Recall would cost Sandusky $10K to $20 K

SANDUSKY A recall vote of one or more city commissioners would cost the city somewhere between &#036
May 24, 2010



A recall vote of one or more city commissioners would cost the city somewhere between $10,000 and $20,000.

That's according to Jennifer Ferback, deputy director of the Erie County Board of Elections.

Ferback said it would cost $7,000 for poll workers, plus additional funds for ballots, rented tables and chairs and other materials.

A committee of concerned citizens led by resident Diedre Cole announced last week they were considering a recall petition of ex-officio mayor Craig Stahl, but "didn't want to unnecessarily burden the taxpayers."

Ferback said Wednesday that board of elections director Deborah McDowell would be able to give a more specific estimate for the cost of a special election, but McDowell was on vacation Wednesday and Thursday.

In August, McDowell estimated a special recall election would cost about $12,000.

"And all that would fall on the city because it's a municipal election," Ferback said Wednesday.

Stahl's term expires at the end of 2009, and he's expected to run for re-election in November.

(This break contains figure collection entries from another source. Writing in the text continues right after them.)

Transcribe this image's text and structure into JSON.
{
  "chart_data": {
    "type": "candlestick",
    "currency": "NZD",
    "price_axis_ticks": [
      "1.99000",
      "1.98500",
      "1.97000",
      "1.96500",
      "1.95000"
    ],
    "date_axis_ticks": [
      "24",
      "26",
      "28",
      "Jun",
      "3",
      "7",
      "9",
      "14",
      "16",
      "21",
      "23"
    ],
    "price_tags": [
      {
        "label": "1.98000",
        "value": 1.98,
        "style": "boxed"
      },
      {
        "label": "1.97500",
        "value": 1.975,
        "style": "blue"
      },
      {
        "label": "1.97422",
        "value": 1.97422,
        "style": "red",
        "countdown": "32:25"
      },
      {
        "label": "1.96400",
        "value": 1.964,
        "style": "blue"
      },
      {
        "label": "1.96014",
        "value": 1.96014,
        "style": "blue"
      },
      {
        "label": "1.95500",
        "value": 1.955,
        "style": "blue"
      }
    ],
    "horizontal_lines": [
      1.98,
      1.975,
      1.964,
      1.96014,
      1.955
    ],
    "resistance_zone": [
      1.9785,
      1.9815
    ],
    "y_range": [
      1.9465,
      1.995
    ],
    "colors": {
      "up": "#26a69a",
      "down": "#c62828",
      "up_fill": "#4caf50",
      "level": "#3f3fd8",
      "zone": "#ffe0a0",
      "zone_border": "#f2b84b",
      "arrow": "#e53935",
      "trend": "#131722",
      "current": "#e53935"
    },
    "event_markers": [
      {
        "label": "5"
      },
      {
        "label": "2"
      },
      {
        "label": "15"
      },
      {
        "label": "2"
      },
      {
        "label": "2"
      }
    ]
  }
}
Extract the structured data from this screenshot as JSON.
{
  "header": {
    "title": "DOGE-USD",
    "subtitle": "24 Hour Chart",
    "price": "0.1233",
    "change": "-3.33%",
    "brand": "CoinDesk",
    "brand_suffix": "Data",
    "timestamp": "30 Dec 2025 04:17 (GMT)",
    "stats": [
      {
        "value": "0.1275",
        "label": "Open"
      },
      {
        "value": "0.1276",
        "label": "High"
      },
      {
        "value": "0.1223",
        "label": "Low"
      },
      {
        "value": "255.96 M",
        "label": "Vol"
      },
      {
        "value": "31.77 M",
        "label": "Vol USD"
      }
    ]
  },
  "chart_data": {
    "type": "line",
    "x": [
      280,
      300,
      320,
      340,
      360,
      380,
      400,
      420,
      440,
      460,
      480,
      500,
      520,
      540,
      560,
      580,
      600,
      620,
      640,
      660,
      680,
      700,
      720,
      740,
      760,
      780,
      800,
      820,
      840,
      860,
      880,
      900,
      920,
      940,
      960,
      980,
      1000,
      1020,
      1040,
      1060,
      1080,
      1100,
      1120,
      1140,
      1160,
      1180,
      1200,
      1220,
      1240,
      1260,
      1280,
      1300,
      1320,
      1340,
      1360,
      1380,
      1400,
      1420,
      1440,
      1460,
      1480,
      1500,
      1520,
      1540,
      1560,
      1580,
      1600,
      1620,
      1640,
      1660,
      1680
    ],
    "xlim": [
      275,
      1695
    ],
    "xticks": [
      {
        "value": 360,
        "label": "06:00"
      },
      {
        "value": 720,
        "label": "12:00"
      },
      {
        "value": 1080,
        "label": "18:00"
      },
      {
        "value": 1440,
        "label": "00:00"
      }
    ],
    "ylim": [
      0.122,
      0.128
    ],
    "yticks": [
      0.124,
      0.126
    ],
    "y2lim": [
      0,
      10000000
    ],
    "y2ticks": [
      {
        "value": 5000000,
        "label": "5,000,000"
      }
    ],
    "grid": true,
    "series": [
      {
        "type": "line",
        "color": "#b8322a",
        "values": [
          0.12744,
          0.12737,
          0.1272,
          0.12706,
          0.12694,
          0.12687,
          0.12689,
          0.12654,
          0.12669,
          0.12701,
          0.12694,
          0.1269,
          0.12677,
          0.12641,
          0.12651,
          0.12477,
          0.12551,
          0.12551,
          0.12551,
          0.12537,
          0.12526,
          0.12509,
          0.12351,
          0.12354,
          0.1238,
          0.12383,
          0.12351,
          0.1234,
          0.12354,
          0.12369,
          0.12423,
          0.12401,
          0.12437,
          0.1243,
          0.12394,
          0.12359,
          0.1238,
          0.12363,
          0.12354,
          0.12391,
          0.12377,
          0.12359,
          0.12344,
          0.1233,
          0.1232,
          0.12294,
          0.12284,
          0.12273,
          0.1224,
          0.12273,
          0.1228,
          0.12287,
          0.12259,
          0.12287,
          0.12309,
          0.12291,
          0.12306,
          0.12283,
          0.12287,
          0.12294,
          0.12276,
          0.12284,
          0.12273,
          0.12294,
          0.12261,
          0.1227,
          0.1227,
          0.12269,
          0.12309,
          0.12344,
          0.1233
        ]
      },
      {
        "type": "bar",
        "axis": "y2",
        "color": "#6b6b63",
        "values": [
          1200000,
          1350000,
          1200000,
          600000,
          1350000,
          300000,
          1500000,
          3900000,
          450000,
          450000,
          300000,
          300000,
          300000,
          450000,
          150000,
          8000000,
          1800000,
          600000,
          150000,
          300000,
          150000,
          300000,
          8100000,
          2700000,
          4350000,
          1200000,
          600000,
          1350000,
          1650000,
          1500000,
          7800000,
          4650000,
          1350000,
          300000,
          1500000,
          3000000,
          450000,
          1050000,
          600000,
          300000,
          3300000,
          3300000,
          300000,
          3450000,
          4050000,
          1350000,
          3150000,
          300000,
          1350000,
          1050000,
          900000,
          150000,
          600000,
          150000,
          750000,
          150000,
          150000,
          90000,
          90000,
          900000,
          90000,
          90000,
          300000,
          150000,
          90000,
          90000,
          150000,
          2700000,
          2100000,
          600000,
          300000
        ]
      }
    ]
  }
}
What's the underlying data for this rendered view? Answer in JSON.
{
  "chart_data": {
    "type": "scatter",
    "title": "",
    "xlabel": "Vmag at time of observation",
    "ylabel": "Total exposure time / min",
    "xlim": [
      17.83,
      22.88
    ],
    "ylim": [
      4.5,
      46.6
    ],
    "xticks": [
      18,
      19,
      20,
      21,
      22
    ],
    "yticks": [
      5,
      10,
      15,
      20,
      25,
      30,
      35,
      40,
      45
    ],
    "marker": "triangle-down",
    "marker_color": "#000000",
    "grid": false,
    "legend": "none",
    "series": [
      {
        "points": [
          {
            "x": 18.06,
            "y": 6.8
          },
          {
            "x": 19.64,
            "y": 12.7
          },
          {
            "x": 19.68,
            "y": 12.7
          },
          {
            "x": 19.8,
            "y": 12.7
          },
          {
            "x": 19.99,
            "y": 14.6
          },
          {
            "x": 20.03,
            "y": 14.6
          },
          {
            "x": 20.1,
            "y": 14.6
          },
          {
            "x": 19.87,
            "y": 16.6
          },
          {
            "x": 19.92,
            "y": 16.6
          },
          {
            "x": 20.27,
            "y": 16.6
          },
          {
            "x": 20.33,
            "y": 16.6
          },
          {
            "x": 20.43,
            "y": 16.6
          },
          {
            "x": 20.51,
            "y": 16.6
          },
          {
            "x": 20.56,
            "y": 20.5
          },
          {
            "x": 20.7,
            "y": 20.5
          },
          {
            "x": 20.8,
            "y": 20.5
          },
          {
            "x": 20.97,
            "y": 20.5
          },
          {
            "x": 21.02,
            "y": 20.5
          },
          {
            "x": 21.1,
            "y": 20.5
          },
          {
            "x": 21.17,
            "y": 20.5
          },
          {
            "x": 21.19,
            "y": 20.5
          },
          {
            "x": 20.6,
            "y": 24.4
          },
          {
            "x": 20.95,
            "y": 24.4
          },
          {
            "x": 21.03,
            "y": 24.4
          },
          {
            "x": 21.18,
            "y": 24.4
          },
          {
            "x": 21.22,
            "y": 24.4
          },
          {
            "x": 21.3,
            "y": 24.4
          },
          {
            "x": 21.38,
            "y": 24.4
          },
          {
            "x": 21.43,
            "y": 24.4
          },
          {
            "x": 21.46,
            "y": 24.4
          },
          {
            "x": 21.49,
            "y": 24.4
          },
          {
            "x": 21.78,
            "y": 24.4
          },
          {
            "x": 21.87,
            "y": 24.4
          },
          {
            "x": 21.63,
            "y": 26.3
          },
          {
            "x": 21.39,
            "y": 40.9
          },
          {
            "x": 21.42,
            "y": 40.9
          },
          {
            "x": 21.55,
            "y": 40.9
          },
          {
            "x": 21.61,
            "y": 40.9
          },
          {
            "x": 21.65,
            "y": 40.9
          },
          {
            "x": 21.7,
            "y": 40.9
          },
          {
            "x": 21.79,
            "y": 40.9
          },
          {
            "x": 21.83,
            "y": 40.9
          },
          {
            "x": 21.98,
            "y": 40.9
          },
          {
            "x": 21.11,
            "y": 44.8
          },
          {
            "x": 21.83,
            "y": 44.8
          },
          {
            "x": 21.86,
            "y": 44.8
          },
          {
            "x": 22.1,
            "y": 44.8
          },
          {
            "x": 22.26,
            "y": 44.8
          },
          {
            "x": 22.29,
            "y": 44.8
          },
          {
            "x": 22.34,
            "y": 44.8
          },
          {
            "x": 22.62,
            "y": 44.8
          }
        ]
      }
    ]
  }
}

According to the city charter, however, if Stahl or any other commissioners were recalled, they would not be able to run for re-election this year.

"No person removed by recall shall be eligible to be elected or appointed upon or for a period of 2 years after the date of such recall," the charter says.

In a news release last week, the citizens committee listed "areas of concern" and said, "Mr. Stahl's pattern of behavior and mismanagement fail the majority of Sandusky residents and warrant his recall as provided under the city charter."

Some of the areas of concern include:

n Kim Nuesse firing and lawsuit

n Marina District project

n Excessive use of executive sessions

n Disregard for the city charter

n Coal tar plume issues

n Giving public land to the Sandusky Yacht Club

n Poor management of the budget

n Lack of transparency

n Decisions made behind closed doors and in private meetings

n Ignoring citizen committees appointed by the city

Cole said they will study Stahl's record from day one, which will also give the committee "the framework to look at all the commissioners."

If they choose to go forward with the recall, they will fulfill the requirements quickly, she said, so the recall election can happen well before the November elections.

She said that ultimately, the city can no longer endure "a pattern of special-interest politics that only benefits the few, while the interests of most of the city's residents are ignored."